All reported cases including ours were located in the right adrenal gland. It is unclear how the parasites reach this organ. After ingestion of the parasitic eggs the oncospheres pass the intestinal wall and enter the blood or lymphatic system. The most probable way of infecting the right adrenal gland would be an invasion of the larvae continuously from the liver. Dissemination through the blood or lymphatic system directly to the adrenal gland is theoretically possible as well.
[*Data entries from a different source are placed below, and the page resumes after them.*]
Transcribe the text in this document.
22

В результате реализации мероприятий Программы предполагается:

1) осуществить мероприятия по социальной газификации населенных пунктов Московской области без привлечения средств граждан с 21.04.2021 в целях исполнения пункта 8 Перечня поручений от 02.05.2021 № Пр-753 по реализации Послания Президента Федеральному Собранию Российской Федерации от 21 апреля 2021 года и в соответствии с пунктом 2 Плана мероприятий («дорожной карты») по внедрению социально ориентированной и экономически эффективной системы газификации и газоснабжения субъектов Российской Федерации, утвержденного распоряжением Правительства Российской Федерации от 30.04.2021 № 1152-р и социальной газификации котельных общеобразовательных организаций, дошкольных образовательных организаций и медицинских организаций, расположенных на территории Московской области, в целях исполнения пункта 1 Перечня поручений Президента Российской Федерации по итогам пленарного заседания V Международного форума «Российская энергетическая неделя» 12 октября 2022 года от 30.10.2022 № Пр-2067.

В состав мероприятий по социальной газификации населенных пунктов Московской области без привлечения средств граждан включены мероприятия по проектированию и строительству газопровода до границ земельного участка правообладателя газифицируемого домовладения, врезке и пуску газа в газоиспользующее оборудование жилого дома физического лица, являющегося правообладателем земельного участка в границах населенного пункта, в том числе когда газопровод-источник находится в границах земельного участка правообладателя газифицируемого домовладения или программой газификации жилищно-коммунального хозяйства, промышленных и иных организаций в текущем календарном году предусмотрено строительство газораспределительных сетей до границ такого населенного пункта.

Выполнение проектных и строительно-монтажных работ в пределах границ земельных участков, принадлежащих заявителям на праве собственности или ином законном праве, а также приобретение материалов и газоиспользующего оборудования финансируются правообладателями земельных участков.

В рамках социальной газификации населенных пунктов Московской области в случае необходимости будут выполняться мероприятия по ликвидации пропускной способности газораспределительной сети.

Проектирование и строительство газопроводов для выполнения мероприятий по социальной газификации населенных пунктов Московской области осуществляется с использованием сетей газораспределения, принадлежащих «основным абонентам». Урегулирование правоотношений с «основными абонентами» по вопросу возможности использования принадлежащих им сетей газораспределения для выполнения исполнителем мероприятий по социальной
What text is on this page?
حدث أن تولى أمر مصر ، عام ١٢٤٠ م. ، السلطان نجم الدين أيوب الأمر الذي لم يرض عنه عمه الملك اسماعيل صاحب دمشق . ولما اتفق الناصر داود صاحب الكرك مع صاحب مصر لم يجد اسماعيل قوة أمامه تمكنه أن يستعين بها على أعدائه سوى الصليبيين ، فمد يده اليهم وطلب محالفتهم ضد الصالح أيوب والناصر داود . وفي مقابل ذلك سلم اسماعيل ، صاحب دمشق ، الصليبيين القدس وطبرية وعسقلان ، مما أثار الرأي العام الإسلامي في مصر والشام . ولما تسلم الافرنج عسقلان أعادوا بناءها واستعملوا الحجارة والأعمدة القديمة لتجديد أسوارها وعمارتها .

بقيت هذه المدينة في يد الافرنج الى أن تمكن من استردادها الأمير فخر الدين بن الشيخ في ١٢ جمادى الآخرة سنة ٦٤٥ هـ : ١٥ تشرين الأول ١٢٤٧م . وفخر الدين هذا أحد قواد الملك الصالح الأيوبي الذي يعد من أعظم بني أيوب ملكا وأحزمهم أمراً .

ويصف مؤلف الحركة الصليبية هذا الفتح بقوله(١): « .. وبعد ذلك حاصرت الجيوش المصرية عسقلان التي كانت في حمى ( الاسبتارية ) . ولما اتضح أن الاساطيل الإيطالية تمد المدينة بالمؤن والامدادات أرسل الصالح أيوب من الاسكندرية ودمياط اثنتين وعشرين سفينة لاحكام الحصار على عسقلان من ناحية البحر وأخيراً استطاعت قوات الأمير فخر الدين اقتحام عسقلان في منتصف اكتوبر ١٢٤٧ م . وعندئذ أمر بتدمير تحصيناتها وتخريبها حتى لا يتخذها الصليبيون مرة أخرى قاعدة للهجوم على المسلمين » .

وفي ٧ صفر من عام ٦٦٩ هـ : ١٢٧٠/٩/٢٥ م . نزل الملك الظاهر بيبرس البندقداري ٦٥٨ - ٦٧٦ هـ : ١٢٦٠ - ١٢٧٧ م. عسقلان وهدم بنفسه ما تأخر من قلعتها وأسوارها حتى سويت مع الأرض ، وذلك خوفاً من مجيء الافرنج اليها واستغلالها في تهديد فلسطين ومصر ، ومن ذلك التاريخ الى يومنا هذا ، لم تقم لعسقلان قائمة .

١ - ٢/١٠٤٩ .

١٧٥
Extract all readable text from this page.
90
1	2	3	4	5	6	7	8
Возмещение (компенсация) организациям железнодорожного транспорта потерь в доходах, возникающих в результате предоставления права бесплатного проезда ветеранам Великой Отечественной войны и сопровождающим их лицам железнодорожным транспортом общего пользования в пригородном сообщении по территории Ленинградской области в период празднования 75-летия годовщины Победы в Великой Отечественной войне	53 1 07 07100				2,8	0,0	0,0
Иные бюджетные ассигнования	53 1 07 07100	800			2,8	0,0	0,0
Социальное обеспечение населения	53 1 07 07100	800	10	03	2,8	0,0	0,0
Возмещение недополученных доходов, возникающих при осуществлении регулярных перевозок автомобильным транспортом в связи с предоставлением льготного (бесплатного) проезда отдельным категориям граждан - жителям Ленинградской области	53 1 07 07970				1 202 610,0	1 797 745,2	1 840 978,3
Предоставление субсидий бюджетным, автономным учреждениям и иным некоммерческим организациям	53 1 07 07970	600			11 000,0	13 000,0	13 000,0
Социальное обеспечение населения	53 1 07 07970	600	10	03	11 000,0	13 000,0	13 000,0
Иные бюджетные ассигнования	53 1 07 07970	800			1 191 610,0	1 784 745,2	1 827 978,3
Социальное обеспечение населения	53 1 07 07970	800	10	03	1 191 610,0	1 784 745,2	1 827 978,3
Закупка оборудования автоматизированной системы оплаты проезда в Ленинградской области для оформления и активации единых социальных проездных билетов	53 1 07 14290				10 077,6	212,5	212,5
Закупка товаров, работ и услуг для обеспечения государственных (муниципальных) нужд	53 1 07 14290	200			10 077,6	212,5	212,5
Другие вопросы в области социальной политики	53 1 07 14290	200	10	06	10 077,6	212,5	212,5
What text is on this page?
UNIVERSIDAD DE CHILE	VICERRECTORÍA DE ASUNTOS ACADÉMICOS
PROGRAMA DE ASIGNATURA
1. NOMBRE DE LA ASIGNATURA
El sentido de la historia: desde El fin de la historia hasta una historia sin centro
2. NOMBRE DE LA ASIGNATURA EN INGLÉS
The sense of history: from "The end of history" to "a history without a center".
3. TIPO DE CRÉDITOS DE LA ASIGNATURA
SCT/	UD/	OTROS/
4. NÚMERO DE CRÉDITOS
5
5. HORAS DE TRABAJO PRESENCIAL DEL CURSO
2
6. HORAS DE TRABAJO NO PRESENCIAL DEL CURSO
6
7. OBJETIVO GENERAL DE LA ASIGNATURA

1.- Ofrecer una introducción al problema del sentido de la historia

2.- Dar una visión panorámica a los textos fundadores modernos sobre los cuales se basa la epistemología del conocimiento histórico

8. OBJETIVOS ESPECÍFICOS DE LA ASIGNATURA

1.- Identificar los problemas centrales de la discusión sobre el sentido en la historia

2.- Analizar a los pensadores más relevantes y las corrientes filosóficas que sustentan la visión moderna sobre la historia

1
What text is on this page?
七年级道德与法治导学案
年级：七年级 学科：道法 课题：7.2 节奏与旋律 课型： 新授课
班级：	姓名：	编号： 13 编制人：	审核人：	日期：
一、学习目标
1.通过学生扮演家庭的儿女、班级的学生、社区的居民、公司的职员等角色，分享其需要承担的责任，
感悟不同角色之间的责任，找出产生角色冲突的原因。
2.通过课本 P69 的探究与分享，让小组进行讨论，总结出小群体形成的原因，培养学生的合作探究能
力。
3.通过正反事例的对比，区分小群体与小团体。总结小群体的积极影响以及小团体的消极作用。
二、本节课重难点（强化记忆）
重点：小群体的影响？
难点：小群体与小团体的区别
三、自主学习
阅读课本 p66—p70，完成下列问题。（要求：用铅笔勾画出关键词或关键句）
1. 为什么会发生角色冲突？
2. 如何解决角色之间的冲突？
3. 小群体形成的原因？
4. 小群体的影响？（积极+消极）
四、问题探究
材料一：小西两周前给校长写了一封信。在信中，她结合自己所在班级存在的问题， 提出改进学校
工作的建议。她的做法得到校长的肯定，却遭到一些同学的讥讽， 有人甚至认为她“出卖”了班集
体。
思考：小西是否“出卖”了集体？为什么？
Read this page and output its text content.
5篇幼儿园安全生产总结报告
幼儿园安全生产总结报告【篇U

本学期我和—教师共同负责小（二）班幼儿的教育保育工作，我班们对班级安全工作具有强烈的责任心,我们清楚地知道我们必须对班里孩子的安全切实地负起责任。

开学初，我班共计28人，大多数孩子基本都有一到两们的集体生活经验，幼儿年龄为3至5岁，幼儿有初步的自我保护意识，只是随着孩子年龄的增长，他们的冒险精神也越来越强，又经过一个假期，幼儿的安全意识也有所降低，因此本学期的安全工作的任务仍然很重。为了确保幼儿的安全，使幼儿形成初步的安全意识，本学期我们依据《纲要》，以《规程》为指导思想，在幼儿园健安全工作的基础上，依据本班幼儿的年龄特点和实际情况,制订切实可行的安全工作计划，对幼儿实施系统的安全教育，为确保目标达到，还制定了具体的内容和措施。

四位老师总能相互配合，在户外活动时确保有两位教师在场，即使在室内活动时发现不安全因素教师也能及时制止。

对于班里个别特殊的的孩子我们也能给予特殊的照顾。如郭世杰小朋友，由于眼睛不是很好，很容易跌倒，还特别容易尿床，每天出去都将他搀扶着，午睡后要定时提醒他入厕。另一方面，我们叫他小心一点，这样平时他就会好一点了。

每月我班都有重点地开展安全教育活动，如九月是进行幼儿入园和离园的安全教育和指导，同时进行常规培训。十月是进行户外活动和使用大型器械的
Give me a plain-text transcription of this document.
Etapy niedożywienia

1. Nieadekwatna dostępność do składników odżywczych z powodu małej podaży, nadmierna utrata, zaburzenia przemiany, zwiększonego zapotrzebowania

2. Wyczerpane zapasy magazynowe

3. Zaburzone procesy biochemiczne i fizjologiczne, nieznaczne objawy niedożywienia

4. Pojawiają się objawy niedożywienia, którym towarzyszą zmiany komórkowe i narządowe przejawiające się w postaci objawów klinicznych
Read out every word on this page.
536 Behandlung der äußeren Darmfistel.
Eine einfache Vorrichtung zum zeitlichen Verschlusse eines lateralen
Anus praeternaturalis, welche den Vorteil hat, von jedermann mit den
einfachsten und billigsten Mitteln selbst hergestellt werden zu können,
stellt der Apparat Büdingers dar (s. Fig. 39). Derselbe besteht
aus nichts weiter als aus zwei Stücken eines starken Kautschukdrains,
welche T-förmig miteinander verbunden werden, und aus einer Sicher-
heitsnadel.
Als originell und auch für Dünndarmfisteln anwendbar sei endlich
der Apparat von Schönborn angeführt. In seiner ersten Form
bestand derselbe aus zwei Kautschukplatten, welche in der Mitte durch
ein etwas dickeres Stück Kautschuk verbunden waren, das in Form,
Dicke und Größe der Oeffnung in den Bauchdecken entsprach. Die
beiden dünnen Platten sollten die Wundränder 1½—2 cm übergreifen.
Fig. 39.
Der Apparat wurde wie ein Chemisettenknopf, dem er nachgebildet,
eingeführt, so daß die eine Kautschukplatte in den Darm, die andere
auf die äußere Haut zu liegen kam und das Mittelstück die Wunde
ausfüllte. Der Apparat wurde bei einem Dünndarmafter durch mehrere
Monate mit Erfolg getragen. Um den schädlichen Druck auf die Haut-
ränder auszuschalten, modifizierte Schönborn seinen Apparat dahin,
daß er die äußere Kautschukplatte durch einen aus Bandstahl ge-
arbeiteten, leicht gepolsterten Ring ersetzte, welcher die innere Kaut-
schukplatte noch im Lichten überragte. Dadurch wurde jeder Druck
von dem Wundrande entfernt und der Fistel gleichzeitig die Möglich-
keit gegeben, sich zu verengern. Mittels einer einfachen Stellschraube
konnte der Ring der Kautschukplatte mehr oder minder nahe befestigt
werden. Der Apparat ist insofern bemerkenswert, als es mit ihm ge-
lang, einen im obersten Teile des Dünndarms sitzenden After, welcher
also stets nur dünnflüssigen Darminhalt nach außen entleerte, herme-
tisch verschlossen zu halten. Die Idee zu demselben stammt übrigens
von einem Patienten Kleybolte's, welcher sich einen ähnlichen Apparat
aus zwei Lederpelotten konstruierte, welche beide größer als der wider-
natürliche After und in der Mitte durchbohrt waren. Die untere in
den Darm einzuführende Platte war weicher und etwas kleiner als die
Despite being rare, preoperative diagnosis of echinococcosis is an advantage as these patients need to undergo a preoperative medical treatment [11]. Therefore, we suggest that patients with cystic lesions of the adrenal gland, especially the right adrenal gland, should undergo serological testing of different types of echinococcosis. For the planning of the surgical procedure in patients with cystic adrenal masses, the surgeon needs to think of a possible echinococcosis, and an extension of the surgery including liver resection and vascular reconstruction may be warranted.

Conclusions

As alveolar echinococcosis is an increasing disease in Europe and extrahepatic manifestations such as in the adrenal glands are possible, Echinococcus multilocularis should be included in the differential diagnosis of cystic adrenal incidentalomas.

Patients with an infiltrative cystic incidentaloma of the right adrenal gland should undergo a serological test of alveolar echinococcosis. Confirmed alveolar echinococcosis mandates a radical adrenalectomy with possible extension to liver resection and vascular reconstruction and a preoperative and postoperative treatment with albendazole.